Ps do not go to yeomen and don't let the dc go - see if you can get a free appointment with a solicitor - try a few who offer free hours, go to cab on monday - start the ball rolling. On monday report the passports lost and set ball rolling. Gather paperwork and get planning.

maddening · 01/03/2014 10:02

Ps especially good if yoy record him threatening to take dc to yeomen and not come back

Cleartheclutter · 01/03/2014 13:05

I contacted women's aid and they will assist you in the case of emotional abuse. They dont only deal with cases of physical violence. Do please contact them again.

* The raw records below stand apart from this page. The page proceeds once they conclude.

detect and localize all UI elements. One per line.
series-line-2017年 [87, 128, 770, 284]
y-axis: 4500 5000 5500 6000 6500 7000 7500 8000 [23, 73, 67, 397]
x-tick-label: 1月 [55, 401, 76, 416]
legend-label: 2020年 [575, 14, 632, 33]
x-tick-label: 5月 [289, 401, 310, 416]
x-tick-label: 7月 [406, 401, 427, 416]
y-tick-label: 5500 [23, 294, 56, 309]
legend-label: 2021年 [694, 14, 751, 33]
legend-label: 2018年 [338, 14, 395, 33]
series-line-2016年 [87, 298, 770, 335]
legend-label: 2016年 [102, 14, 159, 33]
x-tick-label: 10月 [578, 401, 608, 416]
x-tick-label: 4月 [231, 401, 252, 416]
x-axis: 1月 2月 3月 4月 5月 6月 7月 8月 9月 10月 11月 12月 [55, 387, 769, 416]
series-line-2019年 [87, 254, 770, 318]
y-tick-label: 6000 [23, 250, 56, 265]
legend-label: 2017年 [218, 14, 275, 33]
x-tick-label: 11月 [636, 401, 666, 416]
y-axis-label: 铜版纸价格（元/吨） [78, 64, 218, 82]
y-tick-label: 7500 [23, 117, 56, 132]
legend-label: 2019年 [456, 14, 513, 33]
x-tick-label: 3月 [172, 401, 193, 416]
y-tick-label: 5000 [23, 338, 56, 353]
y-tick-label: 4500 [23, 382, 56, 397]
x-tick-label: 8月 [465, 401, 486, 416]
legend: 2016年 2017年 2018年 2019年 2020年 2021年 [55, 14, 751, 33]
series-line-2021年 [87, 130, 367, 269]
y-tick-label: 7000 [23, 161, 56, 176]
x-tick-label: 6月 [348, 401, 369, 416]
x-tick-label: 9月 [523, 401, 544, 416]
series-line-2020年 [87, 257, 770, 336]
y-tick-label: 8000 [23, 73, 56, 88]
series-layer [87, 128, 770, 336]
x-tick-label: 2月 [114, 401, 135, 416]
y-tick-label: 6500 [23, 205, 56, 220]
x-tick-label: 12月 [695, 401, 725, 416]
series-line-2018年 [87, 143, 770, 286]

Hope you are ok

Mumoftwoyoungkids · 01/03/2014 14:06

Yemen has about 25% prevalence of FGM? Is this anything that your husband has ever mentioned? Is one of your older children a girl?

I think you need to go back to Women's aid, include the threats of abducting the children and include any fears you have about forced marriage and FGM.

And see what they advise.

bluntasabullet · 03/03/2014 07:51

Hi J0die, how was the weekend? Hope your ok. Please come back and let us know how things are.

NewLisaLife · 03/03/2014 08:26

You need to rIng women's aid again.

Pipbin · 03/03/2014 18:16

Any news op?

missymayhemsmum · 03/03/2014 22:21

Hi OP, you may be able to get an emergency court order preventing him from taking the children out of the UK without your consent, even though he has parental responsibility but obviously he would know once it was in place. You would need a solicitor.
Also, even if you don't have/ can't get a bank account you may be able to open a Credit Union account and get benefits paid in. Or if you have a passport and are on the electoral register you should pass the online ID check for a basic bank account (try the co-op cashminder account by phone). To get the Child Benefit switched would then only take a phone call. Credit Unions are usually quite used to 'secret savers'.

It may not have to be you who leaves. If he is ever violent (ie if he pushes or hits you when you tell him you won't tolerate his abusive behaviour) call the police and get him removed from the property and change the locks. He and his mother would then presumably have to go to court to reclaim the property, by which time you would have your divorce. You don't have to stay with a man who is treating you like this, but it's going to be hard taking back the power from someone who is used to having it all.

Cleartheclutter · 05/03/2014 07:54

How are you OP? Can you post today while your husband is at work?